Un client avait confié la défense de ses intérêts à une société d’avocats dans le cadre d’un appel formé contre un jugement du pôle social du tribunal judiciaire de Meaux rendu le 23 janvier 2023. Les parties avaient conclu une convention d’honoraires prévoyant un forfait de 3 220 euros TTC, dont une partie était prise en charge par un assureur de protection juridique. Le 30 octobre 2024, le client a dessaisi son conseil avant la plaidoirie prévue le 10 février 2025. La société d’avocats a alors émis une facture de 2 920 euros, déduisant 300 euros au titre de l’absence de plaidoirie.
Contestant cette facturation, le client a saisi le bâtonnier de l’ordre des avocats du barreau de Meaux. Par décision du 21 février 2025, celui-ci a fixé les honoraires à 2 920 euros TTC et condamné le client à payer le solde de 1 638 euros. Le client a formé un recours le 3 mars 2025, sollicitant la restitution de cette somme. La société d’avocats a conclu à la confirmation de la décision du bâtonnier.
Le problème juridique soumis à la Cour était de déterminer si, en présence d’une convention d’honoraires forfaitaires comportant une clause de dessaisissement, les diligences accomplies par l’avocat avant la fin prématurée de sa mission justifiaient les honoraires réclamés.
La Cour d’appel de Paris déclare le recours recevable et confirme la décision du bâtonnier, fixant les honoraires à 2 920 euros TTC. Elle retient que « le client ayant dessaisi son avocat avant l’achèvement de sa mission, la convention d’honoraires liant les parties ne peut recevoir application ». Les honoraires sont dès lors calculés selon la clause de dessaisissement prévoyant « un honoraire au temps passé sur la base de 250 euros de l’heure HT ».
L’examen de cette décision conduit à analyser le régime applicable aux honoraires en cas de dessaisissement anticipé (I), puis à en mesurer les implications pratiques (II).
I. La substitution du mode de calcul des honoraires en cas de dessaisissement
La Cour établit le principe d’inapplicabilité du forfait initial (A) et consacre la primauté de la clause de dessaisissement (B).
A. L’inapplicabilité du forfait en l’absence d’achèvement de la mission
La Cour énonce que « le client ayant dessaisi son avocat avant l’achèvement de sa mission, la convention d’honoraires liant les parties ne peut recevoir application ». Cette formulation traduit un principe essentiel de la convention forfaitaire. Le forfait constitue un engagement global lié à l’exécution complète de la prestation convenue. La rupture unilatérale du mandat par le client avant son terme prive le forfait de son fondement.
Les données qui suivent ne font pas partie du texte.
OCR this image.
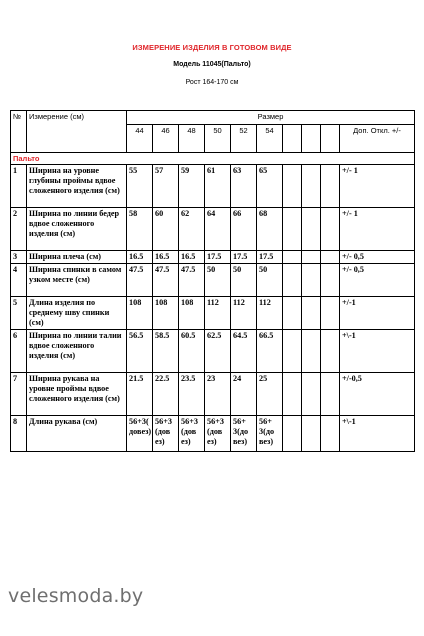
ИЗМЕРЕНИЕ ИЗДЕЛИЯ В ГОТОВОМ ВИДЕ
Модель 11045(Пальто)
Рост 164-170 см
№	Измерение (см)	Размер									
		44	46	48	50	52	54				Доп. Откл. +/-
Пальто											
1	Ширина на уровне глубины проймы вдвое сложенного изделия (см)	55	57	59	61	63	65				+/- 1
2	Ширина по линии бедер вдвое сложенного изделия (см)	58	60	62	64	66	68				+/- 1
3	Ширина плеча (см)	16.5	16.5	16.5	17.5	17.5	17.5				+/- 0,5
4	Ширина спинки в самом узком месте (см)	47.5	47.5	47.5	50	50	50				+/- 0,5
5	Длина изделия по среднему шву спинки (см)	108	108	108	112	112	112				+/-1
6	Ширина по линии талии вдвое сложенного изделия (см)	56.5	58.5	60.5	62.5	64.5	66.5				+\-1
7	Ширина рукава на уровне проймы вдвое сложенного изделия (см)	21.5	22.5	23.5	23	24	25				+/-0,5
8	Длина рукава (см)	56+3( довез)	56+3 (дов ез)	56+3 (дов ез)	56+3 (дов ез)	56+ 3(до вез)	56+ 3(до вез)				+\-1
velesmoda.by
Cette solution s’inscrit dans une logique contractuelle cohérente. L’honoraire forfaitaire suppose une contrepartie intégrale. L’avocat accepte un prix fixe en échange de la certitude de conduire la mission jusqu’à son terme. Le dessaisissement rompt cet équilibre. La jurisprudence reconnaît ainsi depuis longtemps que le dessaisissement constitue un événement qui modifie les termes de l’accord initial.
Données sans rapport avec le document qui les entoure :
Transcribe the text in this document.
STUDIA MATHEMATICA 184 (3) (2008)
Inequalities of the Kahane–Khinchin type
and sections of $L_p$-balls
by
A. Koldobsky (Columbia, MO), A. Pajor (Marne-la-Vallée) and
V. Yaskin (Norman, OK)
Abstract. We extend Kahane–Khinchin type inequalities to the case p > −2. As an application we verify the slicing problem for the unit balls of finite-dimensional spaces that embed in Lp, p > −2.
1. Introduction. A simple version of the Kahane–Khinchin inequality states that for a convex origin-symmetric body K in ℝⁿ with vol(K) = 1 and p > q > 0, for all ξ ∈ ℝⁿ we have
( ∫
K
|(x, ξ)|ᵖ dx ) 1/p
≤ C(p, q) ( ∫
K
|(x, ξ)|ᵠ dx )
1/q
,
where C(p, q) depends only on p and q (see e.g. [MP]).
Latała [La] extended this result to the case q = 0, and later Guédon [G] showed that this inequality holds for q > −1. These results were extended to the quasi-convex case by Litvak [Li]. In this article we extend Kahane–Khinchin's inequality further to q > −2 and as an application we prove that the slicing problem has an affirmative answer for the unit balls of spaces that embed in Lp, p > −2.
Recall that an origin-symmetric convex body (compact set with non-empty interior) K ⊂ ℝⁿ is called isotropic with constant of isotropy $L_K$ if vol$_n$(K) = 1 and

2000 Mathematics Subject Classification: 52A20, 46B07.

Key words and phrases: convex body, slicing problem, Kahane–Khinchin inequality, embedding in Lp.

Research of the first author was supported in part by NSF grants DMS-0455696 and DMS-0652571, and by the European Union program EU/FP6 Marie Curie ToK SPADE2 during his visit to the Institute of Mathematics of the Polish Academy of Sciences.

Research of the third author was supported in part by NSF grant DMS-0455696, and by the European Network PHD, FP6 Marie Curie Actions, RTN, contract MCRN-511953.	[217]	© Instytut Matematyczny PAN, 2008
La décision rappelle également que « le paiement effectué par le client l’a été au vu d’une facture non détaillée puisque rappelant l’existence du forfait convenu ». Cette observation justifie que le client soit « valablement fondé à le remettre en cause ». L’absence de détail permettait la contestation, même après paiement partiel.
B. L’application de la clause de dessaisissement
La Cour indique que « les honoraires susceptibles de revenir à la SCP d’avocats seront dès lors fixés au regard de la clause de dessaisissement qui remplace l’honoraire forfaitaire initial par un honoraire au temps passé sur la base de 250 euros de l’heure HT ». Cette clause constitue un mécanisme conventionnel de substitution.
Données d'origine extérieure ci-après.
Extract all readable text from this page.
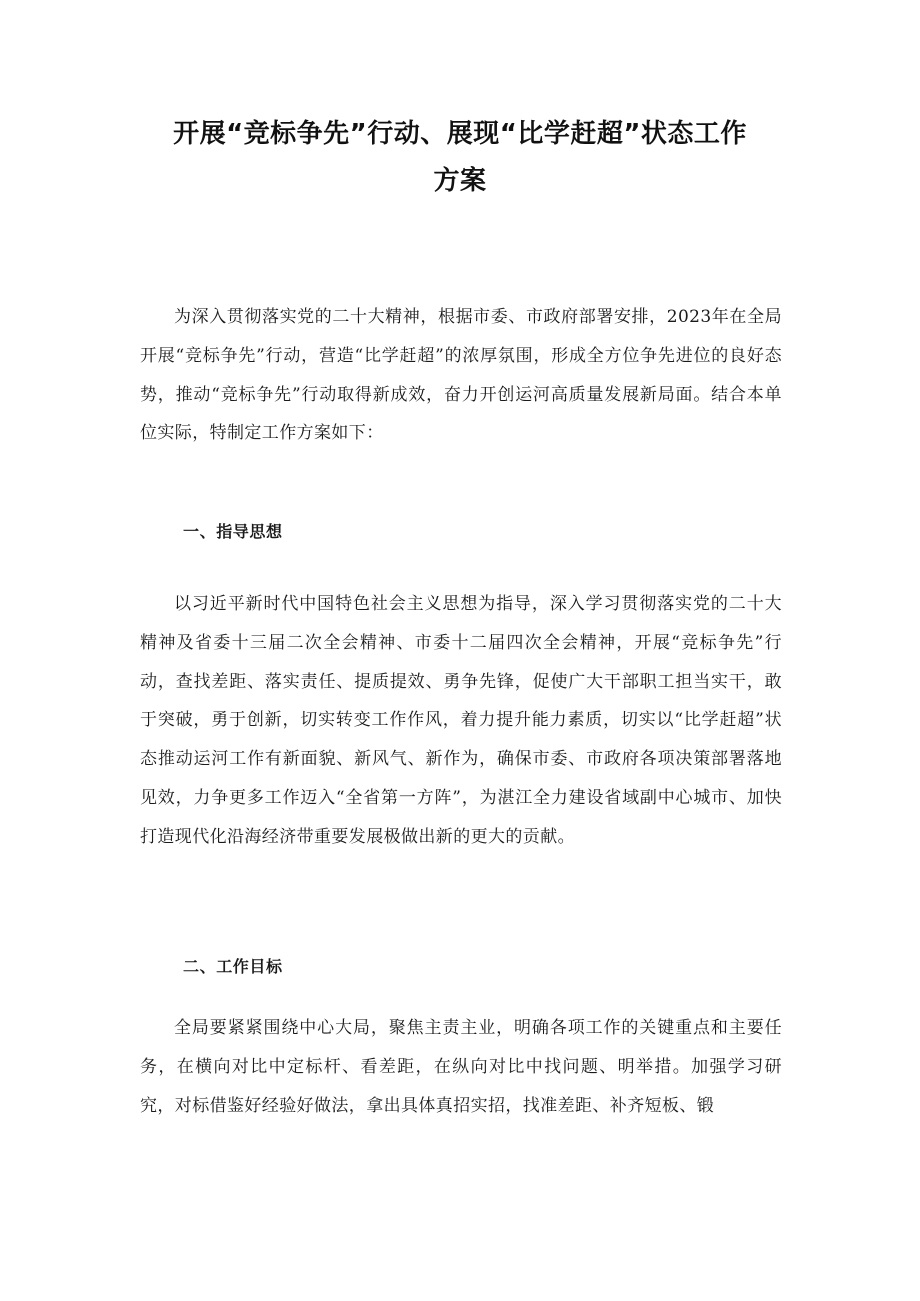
开展“竞标争先”行动、展现“比学赶超”状态工作
方案

为深入贯彻落实党的二十大精神，根据市委、市政府部署安排，2023年在全局开展“竞标争先”行动，营造“比学赶超”的浓厚氛围，形成全方位争先进位的良好态势，推动“竞标争先”行动取得新成效，奋力开创运河高质量发展新局面。结合本单位实际，特制定工作方案如下：

一、指导思想

以习近平新时代中国特色社会主义思想为指导，深入学习贯彻落实党的二十大精神及省委十三届二次全会精神、市委十二届四次全会精神，开展“竞标争先”行动，查找差距、落实责任、提质提效、勇争先锋，促使广大干部职工担当实干，敢于突破，勇于创新，切实转变工作作风，着力提升能力素质，切实以“比学赶超”状态推动运河工作有新面貌、新风气、新作为，确保市委、市政府各项决策部署落地见效，力争更多工作迈入“全省第一方阵”，为湛江全力建设省域副中心城市、加快打造现代化沿海经济带重要发展极做出新的更大的贡献。

二、工作目标

全局要紧紧围绕中心大局，聚焦主责主业，明确各项工作的关键重点和主要任务，在横向对比中定标杆、看差距，在纵向对比中找问题、明举措。加强学习研究，对标借鉴好经验好做法，拿出具体真招实招，找准差距、补齐短板、锻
Les conventions d’honoraires modernes prévoient fréquemment de telles clauses. Elles anticipent l’hypothèse du dessaisissement et déterminent par avance le mode de calcul applicable. La Cour applique cette stipulation contractuelle sans la remettre en cause. Le client, en signant la convention, avait accepté ce mécanisme subsidiaire. Sa liberté de mettre fin au mandat demeure entière, mais elle s’exerce dans le cadre convenu.
La clause prévoyait un taux horaire de 250 euros hors taxes. Ce tarif n’est pas contesté par le client. La discussion porte uniquement sur l’étendue des diligences accomplies et leur valorisation.
II. L’appréciation concrète des diligences et les limites du contentieux
La Cour procède à l’évaluation des prestations accomplies (A) et délimite strictement son office (B).
A. L’évaluation des diligences accomplies
La Cour recense les travaux réalisés par la société d’avocats. Elle mentionne « l’ouverture du dossier et l’étude de celui-ci, la rédaction d’une requête en interprétation et de conclusions de dix pages au fond, ainsi que l’échange de mails ». Cette énumération correspond aux tâches habituelles d’un avocat en matière d’appel.
L’arrêt précise que « l’appréciation relève de la compétence de cette cour ». Le premier président statue en effet souverainement sur la valeur des diligences accomplies. Il dispose d’un pouvoir d’appréciation étendu pour évaluer si le temps facturé correspond à un travail réel et utile.
La Cour retient finalement la somme de 2 920 euros TTC, confirmant ainsi l’appréciation du bâtonnier. Elle valide implicitement le calcul effectué par la société d’avocats qui avait spontanément déduit 300 euros pour tenir compte de l’absence de plaidoirie. Cette déduction témoigne d’une application loyale de la clause de dessaisissement.
B. La délimitation stricte de l’office du juge de l’honoraire
La Cour rappelle fermement les limites de sa compétence. Elle souligne que « la présente procédure prévue par les articles 175 et suivants du décret du 27 novembre 1991 est distincte de toute action visant à mettre en œuvre la responsabilité de l’avocat ». Le client conserve la faculté d’engager une telle action, mais elle « relève de la compétence exclusive du juge de droit commun ».
Cette précision revêt une importance particulière. Le contentieux de l’honoraire porte exclusivement sur la fixation de la rémunération due à l’avocat pour ses diligences. Il ne permet pas de discuter de la qualité du travail accompli ni d’éventuelles fautes professionnelles. Le client qui estimerait avoir subi un préjudice du fait de son conseil devrait saisir le tribunal judiciaire.
La Cour ajoute que la procédure de l’honoraire est également distincte de celle « concernant le fond de l’affaire et le dommage dont M. [W] [B] entend obtenir réparation ». L’origine du litige ayant conduit à l’intervention de l’avocat demeure étrangère au débat sur les honoraires. Cette séparation des contentieux garantit la clarté des débats et évite toute confusion entre la rémunération du conseil et le sort du litige principal.